Ve keza, rahm-ı mâderden dünyaya gelen çocuk, mâhut tünelde çektiği sıkıcı, ezici zahmet neticesinde dünya saadetine nâil oluyor.
Arka Cihet: Yani geride gelenlere felsefe nazarı ile bakılsa; “Yahu bunlar nereden nereye gidiyorlar ve ne için dünya memleketine gelmişlerdir?” diye edilen suale bir cevab alınamadığından, tabiî hayret ve tereddüt azabı içinde kalınır.
Fakat nur-u îmân gözlüğü ile bakarsa; insanların kâinat sergisinde teşhir edilen garib, acib kudretin mu’cizelerini görmek ve mütalâa etmek için Sultan-ı Ezelî tarafından gönderilmiş mütalâacı olduklarını anlar. Ve bunlar o mu’cizenin dere-ce-i kıymet ve azametine ve Sultan-ı Ezelî’nin azametine derece-i delâletlerine kesb-i vukuf ettikleri nisbetinde derece ve numara aldıktan sonra yine Sultan-ı Ezelî’nin memleketine dönüp gideceklerini anlar. Ve bu anlayış nimetini kendisine îras eden îmân ni’metine “Elhamdülillâh” diyecektir.

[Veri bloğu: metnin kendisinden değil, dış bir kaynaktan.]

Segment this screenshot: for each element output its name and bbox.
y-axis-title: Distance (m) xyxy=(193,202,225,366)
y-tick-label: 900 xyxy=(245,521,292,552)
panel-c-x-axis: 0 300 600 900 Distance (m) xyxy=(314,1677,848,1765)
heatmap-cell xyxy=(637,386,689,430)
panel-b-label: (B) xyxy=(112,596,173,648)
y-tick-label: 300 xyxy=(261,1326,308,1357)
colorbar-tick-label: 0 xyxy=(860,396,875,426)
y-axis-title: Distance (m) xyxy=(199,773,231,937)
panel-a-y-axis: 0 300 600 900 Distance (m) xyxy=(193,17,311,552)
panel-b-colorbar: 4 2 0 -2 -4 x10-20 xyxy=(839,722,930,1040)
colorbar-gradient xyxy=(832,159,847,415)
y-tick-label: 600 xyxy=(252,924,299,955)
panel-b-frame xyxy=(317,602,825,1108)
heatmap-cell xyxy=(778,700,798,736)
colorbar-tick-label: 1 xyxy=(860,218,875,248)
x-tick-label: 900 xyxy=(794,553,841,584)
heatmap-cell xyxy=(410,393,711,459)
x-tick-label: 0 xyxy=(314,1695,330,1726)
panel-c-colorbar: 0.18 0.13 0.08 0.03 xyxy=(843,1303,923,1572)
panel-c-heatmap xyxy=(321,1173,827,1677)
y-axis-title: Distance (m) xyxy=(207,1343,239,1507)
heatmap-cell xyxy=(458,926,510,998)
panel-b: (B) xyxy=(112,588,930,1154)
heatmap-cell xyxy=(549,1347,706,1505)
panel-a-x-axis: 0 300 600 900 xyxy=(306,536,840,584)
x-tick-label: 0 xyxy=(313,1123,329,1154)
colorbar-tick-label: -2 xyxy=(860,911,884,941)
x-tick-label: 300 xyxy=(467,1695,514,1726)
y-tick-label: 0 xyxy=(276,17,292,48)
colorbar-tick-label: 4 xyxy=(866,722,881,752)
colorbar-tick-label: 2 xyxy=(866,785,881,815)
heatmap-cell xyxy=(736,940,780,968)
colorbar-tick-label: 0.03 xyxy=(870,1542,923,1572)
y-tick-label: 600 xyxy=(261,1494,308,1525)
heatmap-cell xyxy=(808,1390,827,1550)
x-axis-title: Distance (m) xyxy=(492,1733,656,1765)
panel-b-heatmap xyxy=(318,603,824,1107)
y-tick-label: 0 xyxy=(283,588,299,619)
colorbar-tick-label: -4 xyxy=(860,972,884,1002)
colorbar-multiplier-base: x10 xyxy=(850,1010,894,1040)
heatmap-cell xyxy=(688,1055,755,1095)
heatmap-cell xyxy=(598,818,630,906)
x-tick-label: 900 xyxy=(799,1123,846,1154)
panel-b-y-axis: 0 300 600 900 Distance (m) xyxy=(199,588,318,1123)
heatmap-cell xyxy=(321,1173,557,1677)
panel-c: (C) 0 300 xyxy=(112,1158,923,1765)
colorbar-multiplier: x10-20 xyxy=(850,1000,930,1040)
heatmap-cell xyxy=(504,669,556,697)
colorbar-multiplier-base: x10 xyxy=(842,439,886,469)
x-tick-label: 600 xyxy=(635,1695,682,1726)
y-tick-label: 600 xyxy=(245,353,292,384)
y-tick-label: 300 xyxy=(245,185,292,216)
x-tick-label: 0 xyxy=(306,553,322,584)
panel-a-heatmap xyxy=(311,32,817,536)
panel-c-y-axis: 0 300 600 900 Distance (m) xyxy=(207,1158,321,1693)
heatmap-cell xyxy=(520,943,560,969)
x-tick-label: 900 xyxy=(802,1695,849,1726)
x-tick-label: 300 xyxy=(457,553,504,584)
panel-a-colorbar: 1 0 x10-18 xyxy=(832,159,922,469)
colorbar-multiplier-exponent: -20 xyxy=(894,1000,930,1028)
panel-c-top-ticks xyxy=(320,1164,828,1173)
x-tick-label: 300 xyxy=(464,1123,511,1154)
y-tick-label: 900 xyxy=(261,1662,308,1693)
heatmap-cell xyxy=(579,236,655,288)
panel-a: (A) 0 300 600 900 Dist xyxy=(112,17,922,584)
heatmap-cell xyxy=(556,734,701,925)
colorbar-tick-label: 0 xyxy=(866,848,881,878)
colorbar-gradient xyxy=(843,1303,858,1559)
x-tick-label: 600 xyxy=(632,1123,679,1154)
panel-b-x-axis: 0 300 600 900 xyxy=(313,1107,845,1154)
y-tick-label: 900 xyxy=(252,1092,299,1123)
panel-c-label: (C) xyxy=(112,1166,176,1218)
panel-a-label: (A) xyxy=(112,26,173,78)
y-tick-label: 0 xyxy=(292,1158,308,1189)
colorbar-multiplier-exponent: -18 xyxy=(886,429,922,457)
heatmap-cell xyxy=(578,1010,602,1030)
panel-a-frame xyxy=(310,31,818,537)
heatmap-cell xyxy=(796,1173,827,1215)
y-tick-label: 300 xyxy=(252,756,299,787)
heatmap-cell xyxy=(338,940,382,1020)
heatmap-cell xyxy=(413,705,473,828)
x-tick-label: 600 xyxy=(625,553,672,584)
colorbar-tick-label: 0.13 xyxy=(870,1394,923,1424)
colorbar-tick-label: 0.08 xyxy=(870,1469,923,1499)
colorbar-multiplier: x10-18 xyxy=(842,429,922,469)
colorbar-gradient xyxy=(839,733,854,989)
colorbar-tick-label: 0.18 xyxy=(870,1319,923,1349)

Mezkûr zulmetleri izâle eden îmân nimetine Elhamdülillâh diye edilen hamd dahi bir nimet olduğundan, ona da bir hamd lâzımdır. Bu ikinci hamda da üçüncü bir hamd, üçüncüye dördüncü hamd lâzım. Demek bir hamd-i vâhidden doğan hamdlerden ibaret, gayr-i mütenâhî bir silsile-i hamdiye husule geliyor.
İkinci Nokta: Cihat-ı sitteyi tenvir eden îmân nimetine de Elhamdülillâh demesi lâzımdır. Çünki, îmân cihat-ı sittenin zulümatını izâle etmekle, def-i belâ kabilinden büyük bir nimet sayıldığı gibi, tabiî o cihat-ı sitteyi tenvir ettiği cihet le de, celbül menâfi kabilinden ikinci bir nimet sayılır.